Closed yuminnko closed 6 months ago
Hi @yuminnko.
As mentioned in the paper, the statistics on WebVid represent the L1 distance between each frame and the conditional frame in the HSV color space.
In practice, statistics have the shape of [frame_nums, 2], which contains the frame-wise minimum and maximum distances from WebVid.
You can use this function on the WebVid to get statistics.

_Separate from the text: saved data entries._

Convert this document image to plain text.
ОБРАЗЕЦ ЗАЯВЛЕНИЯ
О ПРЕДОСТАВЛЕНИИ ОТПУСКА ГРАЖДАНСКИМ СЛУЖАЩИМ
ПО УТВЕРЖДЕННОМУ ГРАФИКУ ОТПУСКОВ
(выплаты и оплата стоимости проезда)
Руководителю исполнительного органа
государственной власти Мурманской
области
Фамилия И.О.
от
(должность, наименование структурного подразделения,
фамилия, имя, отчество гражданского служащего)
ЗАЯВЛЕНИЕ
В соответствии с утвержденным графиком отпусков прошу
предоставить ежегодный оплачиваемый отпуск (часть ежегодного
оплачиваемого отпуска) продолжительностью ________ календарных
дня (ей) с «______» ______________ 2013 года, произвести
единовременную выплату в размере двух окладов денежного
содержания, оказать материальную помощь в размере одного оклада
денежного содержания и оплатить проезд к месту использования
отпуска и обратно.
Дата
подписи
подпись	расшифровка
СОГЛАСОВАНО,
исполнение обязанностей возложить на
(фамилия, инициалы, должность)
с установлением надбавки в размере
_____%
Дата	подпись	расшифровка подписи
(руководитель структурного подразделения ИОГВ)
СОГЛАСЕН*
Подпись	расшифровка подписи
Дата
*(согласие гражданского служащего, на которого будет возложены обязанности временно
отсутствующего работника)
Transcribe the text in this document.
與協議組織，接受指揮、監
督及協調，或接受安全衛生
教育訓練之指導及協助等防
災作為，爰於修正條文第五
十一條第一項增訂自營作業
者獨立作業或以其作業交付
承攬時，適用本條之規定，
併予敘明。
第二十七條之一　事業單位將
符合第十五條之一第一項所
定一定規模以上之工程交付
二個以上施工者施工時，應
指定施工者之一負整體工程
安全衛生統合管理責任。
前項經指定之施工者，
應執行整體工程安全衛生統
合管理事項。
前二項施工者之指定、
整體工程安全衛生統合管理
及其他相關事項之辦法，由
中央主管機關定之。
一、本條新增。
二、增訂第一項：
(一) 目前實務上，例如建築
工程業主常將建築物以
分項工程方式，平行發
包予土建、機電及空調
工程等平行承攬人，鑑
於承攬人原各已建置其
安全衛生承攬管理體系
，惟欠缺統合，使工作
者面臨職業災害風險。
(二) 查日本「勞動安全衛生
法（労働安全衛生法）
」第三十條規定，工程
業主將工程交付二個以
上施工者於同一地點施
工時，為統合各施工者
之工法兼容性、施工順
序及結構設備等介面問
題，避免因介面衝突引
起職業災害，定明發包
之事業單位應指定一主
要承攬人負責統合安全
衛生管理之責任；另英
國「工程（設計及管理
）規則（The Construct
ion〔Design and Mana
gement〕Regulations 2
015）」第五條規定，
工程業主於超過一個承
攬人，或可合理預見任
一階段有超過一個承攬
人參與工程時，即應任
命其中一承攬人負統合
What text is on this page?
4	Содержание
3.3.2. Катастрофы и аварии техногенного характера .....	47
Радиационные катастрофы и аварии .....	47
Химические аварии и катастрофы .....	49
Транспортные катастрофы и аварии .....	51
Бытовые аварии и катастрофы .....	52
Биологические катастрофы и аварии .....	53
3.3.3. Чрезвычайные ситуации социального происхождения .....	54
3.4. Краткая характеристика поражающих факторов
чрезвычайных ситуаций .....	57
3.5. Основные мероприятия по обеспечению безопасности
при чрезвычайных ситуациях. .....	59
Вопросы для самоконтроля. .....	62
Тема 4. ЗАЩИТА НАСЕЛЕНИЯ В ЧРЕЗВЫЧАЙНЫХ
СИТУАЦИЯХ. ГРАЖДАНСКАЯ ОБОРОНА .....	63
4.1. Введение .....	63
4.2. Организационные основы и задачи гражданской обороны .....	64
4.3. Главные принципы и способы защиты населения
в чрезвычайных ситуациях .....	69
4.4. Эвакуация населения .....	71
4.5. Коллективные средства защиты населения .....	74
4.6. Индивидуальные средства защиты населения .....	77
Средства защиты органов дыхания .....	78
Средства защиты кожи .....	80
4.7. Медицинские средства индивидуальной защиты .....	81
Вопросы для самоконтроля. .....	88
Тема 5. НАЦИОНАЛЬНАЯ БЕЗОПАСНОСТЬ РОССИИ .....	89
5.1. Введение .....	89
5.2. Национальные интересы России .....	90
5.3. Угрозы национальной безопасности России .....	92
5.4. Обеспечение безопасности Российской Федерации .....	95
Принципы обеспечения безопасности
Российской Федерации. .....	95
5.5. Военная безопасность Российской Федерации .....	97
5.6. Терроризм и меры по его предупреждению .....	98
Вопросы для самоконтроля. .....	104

Hi, @ymzhang0319 Thanks for the answer.
But, I'm still curious about the statistics. For the shape of statistics to satisfy [frame_nums, 2], is it same [min, max] value repeated for number of video length?
@yuminnko
It's not repeat. Through computation, each frame has a different distance statistic with condition frame.
@ymzhang0319
How can each frame has a different maximum and minimum value? I thought the minimum and maximum value represents min / max from L1 distances between each frame and the conditional frame.
@yuminnko
The maximum and minimum are relative to all videos in webvid. (e. g. Videos with large variations have more distance per frame.)
Thanks !
https://github.com/open-mmlab/PIA/blob/main/animatediff/utils/util.py#L262
Hi, Thanks for the work ! How can I get any information about the 'statistics' used in function 'prepare_mask_coef_by_score'? I only found this sentence in the paper.
can you provide some more details about statistics?